Mauldin was an enlisted man just like the soldiers he drew for; his gripes were their gripes, his laughs their laughs, his heartaches their  heartaches. He was one of them. They loved him.

He never held back. Sometimes, when his cartoons cut too close for comfort, superior officers tried to tone him down. In one memorable incident, he enraged Gen. George S. Patton, who informed Mauldin he wanted the pointed cartoons celebrating the  fighting  men, lampooning the high-ranking officers to stop. Now!

The news passed from soldier to soldier. How was Sgt. Bill Mauldin going to stand up to Gen. Patton? It seemed impossible.

Not quite. Mauldin, it turned out, had an ardent fan: Five-star Gen. Dwight D. Eisenhower, supreme commander of the Allied forces in Europe. Ike put out the word: Mauldin draws what Mauldin wants. Mauldin won. Patton  lost.

If,  in your line of work, you’ve ever considered yourself a young  hotshot, or if you’ve ever known anyone who has felt that way about  him or herself, the story of Mauldin’s young manhood will humble  you.   Here is what, by the time he was 23 years old,  Mauldin accomplished:

He  won the Pulitzer Prize, was featured on the cover of Time magazine.   His book “Up Front” was the No.1 best-seller in the  United States.

All  of that at 23.  Yet, when he returned to civilian life and grew  older, he never lost that boyish Mauldin grin, never outgrew his  excitement about doing his job, never big-shotted or high-hatted the  people with whom he worked every day.

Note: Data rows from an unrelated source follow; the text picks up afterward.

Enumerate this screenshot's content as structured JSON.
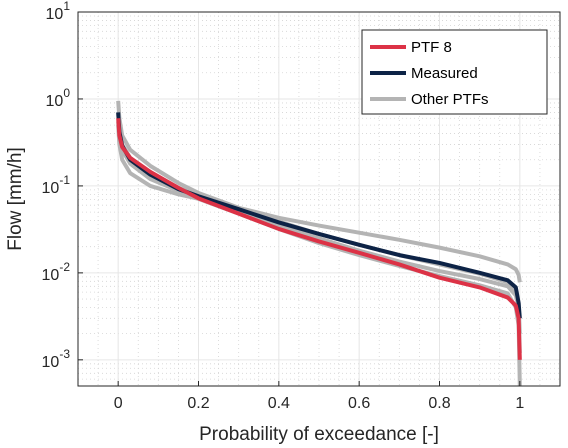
{
  "chart_data": {
    "type": "line",
    "xlabel": "Probability of exceedance [-]",
    "ylabel": "Flow [mm/h]",
    "xlim": [
      -0.1,
      1.1
    ],
    "ylim": [
      0.0005,
      10
    ],
    "yscale": "log",
    "grid": "on",
    "minor_grid": "on",
    "legend_position": "top-right",
    "x_ticks": [
      {
        "value": 0,
        "label": "0"
      },
      {
        "value": 0.2,
        "label": "0.2"
      },
      {
        "value": 0.4,
        "label": "0.4"
      },
      {
        "value": 0.6,
        "label": "0.6"
      },
      {
        "value": 0.8,
        "label": "0.8"
      },
      {
        "value": 1,
        "label": "1"
      }
    ],
    "y_ticks": [
      {
        "value": 10,
        "base": "10",
        "exp": "1"
      },
      {
        "value": 1,
        "base": "10",
        "exp": "0"
      },
      {
        "value": 0.1,
        "base": "10",
        "exp": "-1"
      },
      {
        "value": 0.01,
        "base": "10",
        "exp": "-2"
      },
      {
        "value": 0.001,
        "base": "10",
        "exp": "-3"
      }
    ],
    "series": [
      {
        "name": "Other PTFs",
        "color": "#b4b4b4",
        "legend": true,
        "x": [
          0,
          0.003,
          0.01,
          0.03,
          0.08,
          0.15,
          0.2,
          0.3,
          0.4,
          0.5,
          0.6,
          0.7,
          0.8,
          0.9,
          0.97,
          0.99,
          0.997,
          1.0
        ],
        "y": [
          0.95,
          0.6,
          0.38,
          0.26,
          0.17,
          0.108,
          0.083,
          0.056,
          0.043,
          0.035,
          0.029,
          0.024,
          0.0195,
          0.0155,
          0.0125,
          0.011,
          0.0095,
          0.0078
        ]
      },
      {
        "name": "",
        "color": "#b4b4b4",
        "legend": false,
        "x": [
          0,
          0.003,
          0.01,
          0.03,
          0.08,
          0.15,
          0.2,
          0.3,
          0.4,
          0.5,
          0.6,
          0.7,
          0.8,
          0.9,
          0.97,
          0.99,
          0.997,
          1.0
        ],
        "y": [
          0.5,
          0.3,
          0.2,
          0.14,
          0.1,
          0.08,
          0.071,
          0.048,
          0.032,
          0.022,
          0.016,
          0.012,
          0.0092,
          0.0072,
          0.0058,
          0.004,
          0.0025,
          0.0005
        ]
      },
      {
        "name": "",
        "color": "#b4b4b4",
        "legend": false,
        "x": [
          0,
          0.003,
          0.01,
          0.03,
          0.08,
          0.15,
          0.2,
          0.3,
          0.4,
          0.5,
          0.6,
          0.7,
          0.8,
          0.9,
          0.97,
          0.99,
          0.997,
          1.0
        ],
        "y": [
          0.55,
          0.35,
          0.26,
          0.18,
          0.12,
          0.088,
          0.076,
          0.054,
          0.039,
          0.028,
          0.021,
          0.016,
          0.0125,
          0.0098,
          0.0078,
          0.0062,
          0.0045,
          0.002
        ]
      },
      {
        "name": "",
        "color": "#b4b4b4",
        "legend": false,
        "x": [
          0,
          0.003,
          0.01,
          0.03,
          0.08,
          0.15,
          0.2,
          0.3,
          0.4,
          0.5,
          0.6,
          0.7,
          0.8,
          0.9,
          0.97,
          0.99,
          0.997,
          1.0
        ],
        "y": [
          0.7,
          0.42,
          0.3,
          0.21,
          0.14,
          0.095,
          0.078,
          0.052,
          0.035,
          0.025,
          0.018,
          0.0135,
          0.0105,
          0.0085,
          0.007,
          0.0055,
          0.004,
          0.0012
        ]
      },
      {
        "name": "Measured",
        "color": "#0d2346",
        "legend": true,
        "x": [
          0,
          0.003,
          0.01,
          0.03,
          0.08,
          0.15,
          0.2,
          0.3,
          0.4,
          0.5,
          0.6,
          0.7,
          0.8,
          0.9,
          0.97,
          0.99,
          0.997,
          1.0
        ],
        "y": [
          0.7,
          0.42,
          0.29,
          0.2,
          0.135,
          0.092,
          0.076,
          0.054,
          0.038,
          0.028,
          0.021,
          0.016,
          0.013,
          0.01,
          0.0082,
          0.0068,
          0.0045,
          0.003
        ]
      },
      {
        "name": "PTF 8",
        "color": "#dc3246",
        "legend": true,
        "x": [
          0,
          0.003,
          0.01,
          0.03,
          0.08,
          0.15,
          0.2,
          0.3,
          0.4,
          0.5,
          0.6,
          0.7,
          0.8,
          0.9,
          0.97,
          0.99,
          0.997,
          1.0
        ],
        "y": [
          0.6,
          0.38,
          0.28,
          0.21,
          0.145,
          0.095,
          0.072,
          0.048,
          0.032,
          0.023,
          0.017,
          0.0125,
          0.0088,
          0.0068,
          0.0052,
          0.0042,
          0.003,
          0.001
        ]
      }
    ]
  }
}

I  was lucky enough to be one of them.  Mauldin roamed the  hallways of the Chicago Sun-Times in the late 1960s and early 1970s  with no more officiousness or air of haughtiness than if he was a  copyboy.  That impish look on his face  remained.

He  had achieved so much.  He won a second Pulitzer Prize, and he  should have won a third for what may be the single greatest  editorial cartoon in the history of the craft: his deadline  rendering, on the day President John F. Kennedy was assassinated, of  the statue at the Lincoln Memorial slumped in grief, its head  cradled in its hands.  But he never acted as if he was better  than the  people he met.  He was still Mauldin, the  enlisted  man.

During  the late summer of 2002, as Mauldin lay in that California nursing  home, some of the old World War II infantry guys caught wind of it.   They didn’t want Mauldin to go out that way.  They  thought he should know he was still their  hero.

Gordon   Dillow, a columnist for the Orange County Register, put out  the call in Southern California for people in the area to send their  best wishes to Mauldin.  I joined Dillow in the effort, helping  to spread the appeal nationally, so Bill would not feel so alone.   Soon, more than 10,000 cards and letters had arrived at  Mauldin’s bedside.

Better  than that, old soldiers began to show up just to sit with Mauldin,  to let him know that they were there for him, as he, so long ago,  had been there for them.  So many volunteered to visit  Bill that there was a waiting list.  Here is how Todd  DePastino, in the first paragraph of his wonderful biography of  Mauldin, described it:

Almost  every day in the summer and fall of 2002 they came to Park Superior  nursing home in Newport Beach, California, to honor Army Sergeant,  Technician Third Grade, Bill Mauldin.   They came  bearing relics of their youth: medals, insignia, photographs, and  carefully folded newspaper clippings.  Some wore old  garrison caps.  Others arrived resplendent in uniforms over a  half century old.  Almost all of them wept as they filed down  the corridor like pilgrims fulfilling some long-neglected  obligation.

One  of the  veterans explained to me why it was so important:

“You  would have to be part of a combat infantry unit to appreciate what  moments of relief Bill gave us.  You had to be reading a  soaking wet Stars and Stripes in a water-filled foxhole and then see  one of his cartoons.”

Mauldin is buried  in Arlington National Cemetery .  Last month, the kid  cartoonist made it onto a first-class postage stamp.  It’s an  honor that most generals and admirals never  receive.

What  Mauldin would have loved most, I believe, is the sight of the two  guys who keep him company on that  stamp. Take  a look at it.

There’s  Willie.  There’s Joe.

And  there, to the side, drawing them and smiling that shy, quietly  observant  smile, is Mauldin himself.  With his buddies,  right where he belongs. Forever.